The Council of Maritime Transport Union and Association (COMTUA) urged the Nigerian Ports Authority (NPA) to unbundle its E-call up System (ETo), to help reduce extortion in Nigeria’s ports.
This was disclosed by the outgoing President of the association, Mr Thompson Olaleye, on Thursday during the maiden edition of the 2021 Delegate Convention of COMTUA, in Lagos, themed “Resolving the Challenges of Cargoes and Haulage Movements in Nigeria for Effective Domestication of the African Continental Free Trade Agreement (AfCFTA) and Promoting the Ease of Doing Business in the Continent.”
Olaleye said that the high cases of extortion should be a catalyst for the unbundling of the system.
He said, “The issue of extortion along the ports’ access roads is a major reason why the NPA E-call-up system needs to be unbundled.
“It seems the entire space is too big for the E-call-up manager, the Truck Transit Parks (TTP ) to manage.
“If another company is allowed to handle Tin-Can while TTP focuses on Apapa, the issue of extortion and other discrepancies won’t exist.
“If there is competition, the managers of the TTP will deliver in a better way.”
He also remarked that from Mile 2 down to Tin-Can, there was no semblance of a central control system where anybody was checking truck documents or papers, citing illegal checkpoints mounted by some associations that had pulled out of the COMTUA and were extorting money from port users.
He opined that if the Eto system is unbundled, there will be competition. The traffic managers will perform more effectively. “Currently, the entire port area seems to be too big for just one company to handle,” he said.
“It was agreed that no member should collect money on the port access road due to the menace it causes but they refused.
“After fruitless efforts to make them see reason, they have left COMTUA and as I speak to you, their members are on the roads between Mile 2 and Tin-Can, collecting money from truckers,” he said.

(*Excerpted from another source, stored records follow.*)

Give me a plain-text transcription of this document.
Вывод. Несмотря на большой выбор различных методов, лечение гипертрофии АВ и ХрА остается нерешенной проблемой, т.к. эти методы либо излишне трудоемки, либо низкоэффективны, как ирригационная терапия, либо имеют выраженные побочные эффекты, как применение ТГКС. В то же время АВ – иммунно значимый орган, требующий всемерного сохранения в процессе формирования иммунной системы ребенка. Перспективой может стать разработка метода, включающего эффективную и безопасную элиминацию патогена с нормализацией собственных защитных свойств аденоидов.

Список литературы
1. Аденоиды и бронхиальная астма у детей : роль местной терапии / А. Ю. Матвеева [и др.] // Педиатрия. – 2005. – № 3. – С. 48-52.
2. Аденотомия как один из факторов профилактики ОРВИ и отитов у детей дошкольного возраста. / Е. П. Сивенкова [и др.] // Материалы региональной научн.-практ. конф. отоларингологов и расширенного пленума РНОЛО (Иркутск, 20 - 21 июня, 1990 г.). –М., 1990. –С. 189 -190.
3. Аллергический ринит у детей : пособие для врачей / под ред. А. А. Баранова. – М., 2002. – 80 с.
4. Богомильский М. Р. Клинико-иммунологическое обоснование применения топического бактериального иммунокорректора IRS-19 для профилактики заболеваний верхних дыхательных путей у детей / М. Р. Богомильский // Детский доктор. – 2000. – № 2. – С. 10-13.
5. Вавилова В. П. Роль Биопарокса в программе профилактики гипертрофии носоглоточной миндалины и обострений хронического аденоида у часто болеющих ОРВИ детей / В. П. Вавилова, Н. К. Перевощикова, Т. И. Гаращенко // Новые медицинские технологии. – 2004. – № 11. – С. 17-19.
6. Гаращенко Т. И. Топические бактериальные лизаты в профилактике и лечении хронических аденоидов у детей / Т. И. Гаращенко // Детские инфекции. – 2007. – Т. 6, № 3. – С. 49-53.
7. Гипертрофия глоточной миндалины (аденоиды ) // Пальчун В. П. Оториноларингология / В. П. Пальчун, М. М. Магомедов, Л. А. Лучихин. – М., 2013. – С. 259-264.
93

Prof. Samuel Odewumi, professor of Transport and Logistics, School of Transport and Logistics, Lagos State University warned that there is a need to break the monopoly of Eto, let them have two or three so that the truckers will have options of which of them to approach, to increase capacity.
“Extortion is high at the TinCan Apapa road and nobody is doing anything, it is one of the worst practises that is going on and so government should show political will in ending it,” he warned, citing a need to solve the logistics problems in the country so that Nigeria could get the benefits of the AfCFTA.
It can be recalled earlier this year that the Nigerian Ports Authority, NPA, announced the launch of Eto, an Electronic Truck call-up system designed for the management of truck movement and access to and from the Lagos Ports Complex and the Tin Can Island Ports, Apapa, Lagos.